Results: The growth of the parasite in blood was better described by a cyclic model, with a growth rate estimated at 0.064 hr-1 and a period at 44.9 hours. For the liver-stage parasites, the growth rate was calculated to be 0.063 hr-1 and the fraction of viable sporozoites estimated to be 0.2% corresponding to 6 sporozoites invading hepatocytes. In comparison, it was estimated that about 35% of the 50-100 sporozoites injected after a mosquito bite reached the blood stream and could potentially invade hepatocytes [3]. The blood-activity analysis led to the estimation of a Minimum Inhibiting Concentration (MIC) of 1180ng/mL against blood infection, whereas the liver-activity analysis led to a MIC against liver infection of 2440ng/mL. The sensitivity analysis showed that the chemo- protectiveness of DSM265 is sensible to its liver-activity, and to a lesser extent to its blood-activity. Finally, the simulations showed that the chemoprotection PKPD model could reproduce the liver-stage VIS results, despite the limited number of volunteers.

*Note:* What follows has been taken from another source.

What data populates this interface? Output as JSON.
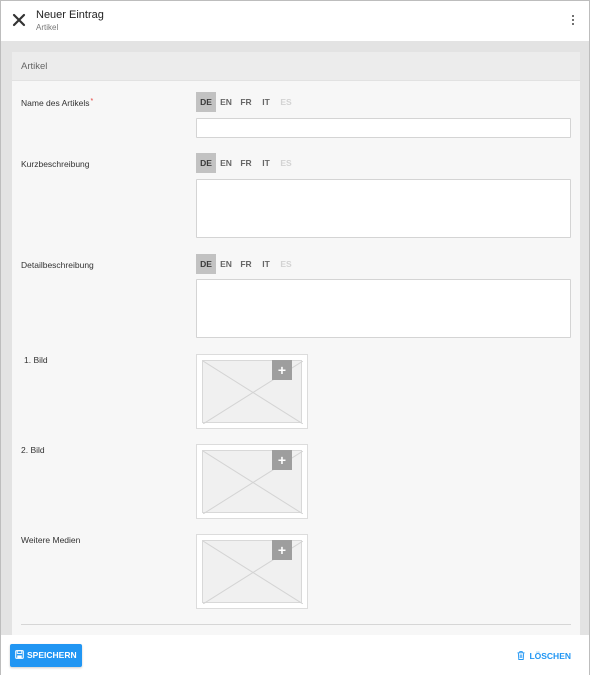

Conclusion: In conclusion, combining liver and blood-stage VIS made it possible to develop a promising PKPD model that can describe the activity of an antimalarial drug on both liver and blood-stages. Nevertheless, further analyses and more studies are needed to validate the model. Hopefully, this will help select better dosing regimen for chemoprotection to be tested in phase II studies.